𝟏𝟗. 𝐁𝐫𝐚𝐤 𝐦𝐢𝐞𝐣𝐬𝐜𝐚 𝐰 𝐩𝐨𝐫𝐭𝐟𝐞𝐥𝐮

1.4K 74 14
                                    


- Suń dupę, jełopie.

W pierwszej chwili zmarszczyłam brwi, bo się przestraszyłam, że Tony kieruje te słowa do mnie, jednak ku mojej uldze chodziło mu o Dylana.

Przewrócił oczami i wyjął słuchawkę z ucha, żeby lepiej zrozumieć o co mu chodzi.

- He?

- Mówię, żebyś przesunął to swoje wielkie dupsko.

Chłopak pokazał mu na to środkowy palec, ale posłusznie zrobił miejsce dla brata.

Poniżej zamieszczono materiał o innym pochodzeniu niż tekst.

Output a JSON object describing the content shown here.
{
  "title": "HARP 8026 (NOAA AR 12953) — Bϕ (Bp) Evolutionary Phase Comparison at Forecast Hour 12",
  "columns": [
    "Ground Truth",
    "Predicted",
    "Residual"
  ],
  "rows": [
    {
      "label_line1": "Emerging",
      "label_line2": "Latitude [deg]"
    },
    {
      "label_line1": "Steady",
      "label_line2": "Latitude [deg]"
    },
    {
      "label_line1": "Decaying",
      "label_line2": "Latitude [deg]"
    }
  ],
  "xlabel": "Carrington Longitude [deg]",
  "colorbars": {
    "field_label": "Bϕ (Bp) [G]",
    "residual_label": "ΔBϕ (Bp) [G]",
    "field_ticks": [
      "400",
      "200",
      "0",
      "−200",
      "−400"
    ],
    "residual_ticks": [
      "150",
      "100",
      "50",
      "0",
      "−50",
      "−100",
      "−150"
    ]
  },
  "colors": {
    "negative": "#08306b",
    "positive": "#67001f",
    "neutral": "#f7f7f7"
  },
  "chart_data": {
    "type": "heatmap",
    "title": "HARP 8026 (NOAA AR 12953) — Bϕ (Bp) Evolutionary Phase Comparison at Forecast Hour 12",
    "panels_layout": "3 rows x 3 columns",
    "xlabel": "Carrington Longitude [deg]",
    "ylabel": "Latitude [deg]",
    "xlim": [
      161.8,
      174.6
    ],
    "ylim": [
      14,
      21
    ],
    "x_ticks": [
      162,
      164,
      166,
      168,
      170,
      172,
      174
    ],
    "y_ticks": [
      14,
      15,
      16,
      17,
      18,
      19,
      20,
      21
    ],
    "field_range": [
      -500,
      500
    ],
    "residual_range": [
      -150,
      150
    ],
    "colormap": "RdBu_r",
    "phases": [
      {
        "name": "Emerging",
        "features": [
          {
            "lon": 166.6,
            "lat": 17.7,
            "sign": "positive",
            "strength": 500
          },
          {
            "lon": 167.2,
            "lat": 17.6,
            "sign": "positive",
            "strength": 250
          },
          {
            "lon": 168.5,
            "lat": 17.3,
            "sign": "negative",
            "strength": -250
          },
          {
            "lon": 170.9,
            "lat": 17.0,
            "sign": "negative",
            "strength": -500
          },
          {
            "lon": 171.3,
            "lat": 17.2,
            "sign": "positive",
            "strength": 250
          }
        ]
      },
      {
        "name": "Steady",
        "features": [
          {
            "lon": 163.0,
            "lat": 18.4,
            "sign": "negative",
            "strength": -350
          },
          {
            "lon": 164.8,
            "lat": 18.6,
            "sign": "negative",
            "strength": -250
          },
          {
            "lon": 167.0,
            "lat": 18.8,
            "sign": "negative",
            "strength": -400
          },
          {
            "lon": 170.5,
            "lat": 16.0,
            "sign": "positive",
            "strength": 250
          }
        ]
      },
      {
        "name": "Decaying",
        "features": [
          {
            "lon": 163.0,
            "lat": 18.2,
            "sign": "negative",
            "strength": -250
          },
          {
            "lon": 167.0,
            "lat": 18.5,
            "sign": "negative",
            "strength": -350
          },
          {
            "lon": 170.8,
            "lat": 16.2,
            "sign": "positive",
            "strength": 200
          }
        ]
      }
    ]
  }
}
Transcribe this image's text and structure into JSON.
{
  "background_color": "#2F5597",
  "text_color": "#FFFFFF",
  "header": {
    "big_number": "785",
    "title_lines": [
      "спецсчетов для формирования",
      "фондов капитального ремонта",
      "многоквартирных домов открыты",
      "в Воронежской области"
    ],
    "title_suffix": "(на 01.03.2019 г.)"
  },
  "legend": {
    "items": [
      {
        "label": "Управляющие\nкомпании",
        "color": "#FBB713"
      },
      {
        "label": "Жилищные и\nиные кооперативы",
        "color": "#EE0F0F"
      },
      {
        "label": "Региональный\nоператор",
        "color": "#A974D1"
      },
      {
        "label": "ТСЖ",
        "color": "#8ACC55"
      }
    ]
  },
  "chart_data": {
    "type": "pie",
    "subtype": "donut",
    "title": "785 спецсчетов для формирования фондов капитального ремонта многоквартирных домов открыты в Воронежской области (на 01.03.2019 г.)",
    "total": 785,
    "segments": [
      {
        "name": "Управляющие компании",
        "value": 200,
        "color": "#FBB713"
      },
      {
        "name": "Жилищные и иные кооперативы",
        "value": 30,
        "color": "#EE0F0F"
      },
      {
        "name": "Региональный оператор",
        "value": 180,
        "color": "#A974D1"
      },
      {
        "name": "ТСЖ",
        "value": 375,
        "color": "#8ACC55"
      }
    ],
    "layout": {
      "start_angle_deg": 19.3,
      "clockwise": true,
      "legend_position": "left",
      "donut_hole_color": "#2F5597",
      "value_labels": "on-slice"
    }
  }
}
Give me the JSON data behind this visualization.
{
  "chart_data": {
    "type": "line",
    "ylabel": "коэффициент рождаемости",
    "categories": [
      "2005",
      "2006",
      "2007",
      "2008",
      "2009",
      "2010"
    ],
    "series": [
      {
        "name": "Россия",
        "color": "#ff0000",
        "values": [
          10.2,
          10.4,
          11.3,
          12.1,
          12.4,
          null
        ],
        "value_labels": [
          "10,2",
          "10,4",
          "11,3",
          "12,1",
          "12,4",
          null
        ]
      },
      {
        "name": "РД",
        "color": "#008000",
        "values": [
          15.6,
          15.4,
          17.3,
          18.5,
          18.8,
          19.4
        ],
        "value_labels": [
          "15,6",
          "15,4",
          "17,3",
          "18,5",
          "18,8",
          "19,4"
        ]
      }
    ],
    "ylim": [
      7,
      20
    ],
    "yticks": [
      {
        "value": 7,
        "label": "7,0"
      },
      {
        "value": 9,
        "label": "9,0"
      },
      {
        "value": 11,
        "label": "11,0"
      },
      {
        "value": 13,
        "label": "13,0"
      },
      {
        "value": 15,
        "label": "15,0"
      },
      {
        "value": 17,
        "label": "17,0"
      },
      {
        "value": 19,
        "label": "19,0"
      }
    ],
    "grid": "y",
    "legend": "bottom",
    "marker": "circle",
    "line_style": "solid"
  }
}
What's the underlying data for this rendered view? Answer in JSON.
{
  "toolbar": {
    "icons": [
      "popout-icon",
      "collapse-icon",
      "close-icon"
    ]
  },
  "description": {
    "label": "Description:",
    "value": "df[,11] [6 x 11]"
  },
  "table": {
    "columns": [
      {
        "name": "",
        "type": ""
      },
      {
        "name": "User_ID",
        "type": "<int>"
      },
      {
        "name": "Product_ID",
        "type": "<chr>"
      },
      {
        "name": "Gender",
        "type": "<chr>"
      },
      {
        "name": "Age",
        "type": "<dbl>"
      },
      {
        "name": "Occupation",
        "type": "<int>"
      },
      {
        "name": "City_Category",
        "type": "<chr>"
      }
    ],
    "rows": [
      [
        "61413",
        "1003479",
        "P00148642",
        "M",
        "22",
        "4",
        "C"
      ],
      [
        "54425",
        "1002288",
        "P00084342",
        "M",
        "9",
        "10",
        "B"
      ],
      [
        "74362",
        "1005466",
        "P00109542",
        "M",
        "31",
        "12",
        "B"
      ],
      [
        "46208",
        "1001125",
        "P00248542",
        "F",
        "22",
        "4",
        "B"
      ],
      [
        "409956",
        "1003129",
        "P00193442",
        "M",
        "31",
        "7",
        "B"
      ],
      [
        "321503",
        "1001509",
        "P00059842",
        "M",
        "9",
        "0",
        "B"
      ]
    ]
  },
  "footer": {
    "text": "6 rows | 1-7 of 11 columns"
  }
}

Był środek nocy, w dodatku to był jeden z tych zimniejszych dni, dlatego z chęcią tuż przed wyjściem z domu ubrałam cieplutkie dresy i bluzę, a mój ulubiony brat wręczył mi gruby koc, odrazu kiedy zeszłam do garażu.

To był wyczekiwany przeze mnie dzień, kiedy to wreszcie poznam moją drugą babcię i niestety aktualnie jedyną.

Nie wiedziałam jaka jest, a każde moje pytanie chłopcy zmywali zwykłym "przekonasz się". Zaczynało mnie to już denerwować. Tylko Will wyrażał jakiekolwiek chęci, aby coś tam mi poopowiadać, ale nie zdałam jakiegoś konkretnego pytania. No bo co miałam spytać? O ulubiony kolor? Zabawne.

A właśnie...

- Gdzie jest Will?

Odwróciłam głowę w kierunku Shane'a, który zasiadł obok mnie. Jechaliśmy takim małym busem, i siedzenia były skonstruowane w taki sposób, że Dylan i Tony siedzieli naprzeciwko mnie i właśnie Shane'a. Niby fajnie, ale załamywałam się na myśl, że będę musiała tak spędzić czas drogi na lotnisko, która nie była jakoś krótka.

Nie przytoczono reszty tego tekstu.